Auf der anderen Seite des Atlantiks
Im US-Bundesstaat New York wartet nun endlich eine Friedhofs-Gruselgeschichte auf uns. Der Ort Sleepy Hollow und sein kopfloser Reiter sind vielen bekannt aus dem Tim Burton-Film „Sleepy Hollow“ (1999) mit Johnny Depp, Christopher Walken und Christina Ricci. Weniger bekannt (zumindest hierzulande) ist die literarische Vorlage „The Legend of Sleepy Hollow“ (dt. „Die Sage von der schläfrigen Schlucht“) von Washington Irving. Der Autor liegt auf dem Friedhof von Sleepy Hollow begraben. Mit Kopf, hoffentlich.
An der Westküste der USA geht es dagegen wesentlich glamouröser zu. Der Hollywood Forever Cemetery, eröffnet 1899, liegt direkt neben den Paramount Studios. Hier ruhen vor allem große Namen früherer Jahrzehnte, denn in den 80ern und 90ern stand der Friedhof kurz vor der Pleite. Bei einer – ganz dem amerikanischen Geist entsprechend – virtuellen Tour über den Friedhof, kann man Namen wie Janye Mansfield, Victor Flemming (Regisseur von „Vom Winde verweht“, 1939, und „Der Zauberer von Oz“, 1939) und Franz Waxman, der für u.a. Alfred Hitchcock komponierte („Rebecca“, 1940, und „Das Fenster zum Hof“, 1954), entdecken. Andernorts in und um Los Angeles ruhen auch Walt Disney und Bob Kane (der Erfinder von „Batman“).
Friedhöfe können gruselig, traurig oder auch tröstend sein. Vor allem aber sind sie ein Ort der Ruhe und der Erinnerung. Und es sind Orte voller Geschichten. Jeder Mensch, der dort liegt, der ihn besucht, der dort weint, hat eine eigene Geschichte. Manche sind bekannt, manche unbekannt. Friedhöfe als Touristenmagnet zu begreifen, ist eigenartig und makaber, aber wohl unvermeidlich, sind es doch Geschichten, die uns unweigerlich anziehen und faszinieren.

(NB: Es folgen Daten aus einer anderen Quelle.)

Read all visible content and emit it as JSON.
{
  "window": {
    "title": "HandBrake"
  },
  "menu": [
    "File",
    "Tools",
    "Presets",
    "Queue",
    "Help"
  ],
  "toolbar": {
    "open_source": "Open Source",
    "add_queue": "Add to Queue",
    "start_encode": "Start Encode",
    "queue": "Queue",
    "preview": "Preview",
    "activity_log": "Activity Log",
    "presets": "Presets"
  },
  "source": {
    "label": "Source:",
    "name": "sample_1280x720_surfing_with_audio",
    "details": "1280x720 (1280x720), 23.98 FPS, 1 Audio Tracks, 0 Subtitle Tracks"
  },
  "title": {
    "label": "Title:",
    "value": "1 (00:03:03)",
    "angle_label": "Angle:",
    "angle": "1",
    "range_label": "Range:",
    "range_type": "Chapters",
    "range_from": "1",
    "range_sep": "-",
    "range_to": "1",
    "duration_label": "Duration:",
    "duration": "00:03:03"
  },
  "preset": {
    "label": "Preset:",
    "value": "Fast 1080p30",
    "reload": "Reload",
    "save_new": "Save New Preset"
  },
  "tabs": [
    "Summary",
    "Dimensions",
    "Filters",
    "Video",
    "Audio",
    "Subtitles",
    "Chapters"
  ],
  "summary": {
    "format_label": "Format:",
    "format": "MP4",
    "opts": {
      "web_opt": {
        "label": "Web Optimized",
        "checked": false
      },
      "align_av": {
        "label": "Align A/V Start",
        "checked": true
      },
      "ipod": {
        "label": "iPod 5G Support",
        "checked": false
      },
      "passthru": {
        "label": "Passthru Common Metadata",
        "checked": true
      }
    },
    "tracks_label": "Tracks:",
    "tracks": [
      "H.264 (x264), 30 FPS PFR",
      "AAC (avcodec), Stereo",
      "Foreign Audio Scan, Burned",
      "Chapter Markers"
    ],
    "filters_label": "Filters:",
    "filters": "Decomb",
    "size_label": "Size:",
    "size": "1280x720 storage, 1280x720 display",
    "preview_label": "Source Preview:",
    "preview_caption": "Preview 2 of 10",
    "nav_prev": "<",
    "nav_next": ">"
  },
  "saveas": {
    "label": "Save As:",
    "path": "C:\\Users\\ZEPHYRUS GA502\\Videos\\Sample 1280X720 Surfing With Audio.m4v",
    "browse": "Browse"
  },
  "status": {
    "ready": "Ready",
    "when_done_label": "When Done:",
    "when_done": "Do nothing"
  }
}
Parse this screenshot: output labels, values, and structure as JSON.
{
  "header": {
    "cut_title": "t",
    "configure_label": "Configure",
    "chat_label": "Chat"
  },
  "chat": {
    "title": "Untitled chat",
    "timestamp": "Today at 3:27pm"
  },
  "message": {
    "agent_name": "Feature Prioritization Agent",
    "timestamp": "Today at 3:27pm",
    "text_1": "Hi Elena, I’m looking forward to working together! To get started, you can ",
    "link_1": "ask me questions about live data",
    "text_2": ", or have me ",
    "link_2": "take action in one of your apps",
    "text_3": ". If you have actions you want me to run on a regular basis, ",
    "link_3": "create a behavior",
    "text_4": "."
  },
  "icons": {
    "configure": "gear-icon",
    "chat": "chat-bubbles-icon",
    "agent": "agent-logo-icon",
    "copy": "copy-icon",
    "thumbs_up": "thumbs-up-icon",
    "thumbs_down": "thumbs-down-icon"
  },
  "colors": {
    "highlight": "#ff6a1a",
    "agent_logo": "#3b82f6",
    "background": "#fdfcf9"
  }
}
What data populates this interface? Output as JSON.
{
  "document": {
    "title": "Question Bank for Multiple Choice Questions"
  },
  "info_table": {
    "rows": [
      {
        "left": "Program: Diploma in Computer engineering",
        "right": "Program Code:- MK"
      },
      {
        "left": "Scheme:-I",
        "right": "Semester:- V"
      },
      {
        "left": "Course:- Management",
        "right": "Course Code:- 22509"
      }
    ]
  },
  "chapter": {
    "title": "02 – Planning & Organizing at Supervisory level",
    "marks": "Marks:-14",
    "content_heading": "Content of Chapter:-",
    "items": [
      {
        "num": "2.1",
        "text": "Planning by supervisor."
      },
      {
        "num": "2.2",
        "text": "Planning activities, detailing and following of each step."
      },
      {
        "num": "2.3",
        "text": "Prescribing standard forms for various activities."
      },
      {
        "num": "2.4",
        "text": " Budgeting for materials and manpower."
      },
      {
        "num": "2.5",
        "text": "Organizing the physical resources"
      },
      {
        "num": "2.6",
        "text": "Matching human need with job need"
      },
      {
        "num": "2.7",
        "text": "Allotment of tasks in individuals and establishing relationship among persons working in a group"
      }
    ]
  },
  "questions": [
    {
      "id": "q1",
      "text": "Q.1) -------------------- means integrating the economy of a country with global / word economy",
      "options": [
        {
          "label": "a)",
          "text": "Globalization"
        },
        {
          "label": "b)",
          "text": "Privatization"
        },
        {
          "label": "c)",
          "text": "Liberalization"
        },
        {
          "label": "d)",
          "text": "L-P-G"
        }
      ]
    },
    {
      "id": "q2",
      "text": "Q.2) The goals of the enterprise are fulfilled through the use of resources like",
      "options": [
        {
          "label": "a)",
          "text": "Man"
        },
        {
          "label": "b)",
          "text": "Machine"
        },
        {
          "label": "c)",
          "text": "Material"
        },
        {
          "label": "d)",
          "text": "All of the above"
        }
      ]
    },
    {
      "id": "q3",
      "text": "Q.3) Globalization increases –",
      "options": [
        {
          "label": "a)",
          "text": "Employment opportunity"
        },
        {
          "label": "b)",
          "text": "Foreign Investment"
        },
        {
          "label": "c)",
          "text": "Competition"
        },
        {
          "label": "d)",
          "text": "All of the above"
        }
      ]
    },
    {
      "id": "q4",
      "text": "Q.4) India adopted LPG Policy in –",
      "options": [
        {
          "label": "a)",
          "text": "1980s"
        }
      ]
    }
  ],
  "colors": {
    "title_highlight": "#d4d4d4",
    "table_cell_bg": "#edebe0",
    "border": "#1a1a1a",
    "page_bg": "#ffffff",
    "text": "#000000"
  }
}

Wenn ihr noch mehr über diese und andere Friedhöfe lesen möchtet, helfen euch diese Wegweiser weiter:
- Hauptfriedhof Frankfurt/Main
- Ehrengräber der Stadt Berlin
- Friedhöfe Wien
- Sleepy Hollow Cemetery (auf engl.)
- Hollywood Forever Cemetery (auf engl.)
- Zehn berühmte Friedhöfe
Ihr habt noch nicht genug von Friedhöfen? Dann lest doch mal:
- Friedhofsbesuche mit Schriftstellern wie z.B. Cornelia Funke, Donna Leon und Jussi Adler-Olsen
- Neil Gaiman: The Graveyard Book (dt. Das Graveyard Buch). Übersetzt von Reinhard Tiffert. Arena Verlag. 2011. Rezension zur englischen Graphic Novel.
- Cornelia Funke: Geisterritter. Illustriert von Friedrich Hechelmann. Dressler Verlag. 2011.
- Bess Lovejoy: Rest in Pieces – Die unglaublichen Schicksale berühmter Leichen. (Rezension im Todesstadt Kurier, 2016)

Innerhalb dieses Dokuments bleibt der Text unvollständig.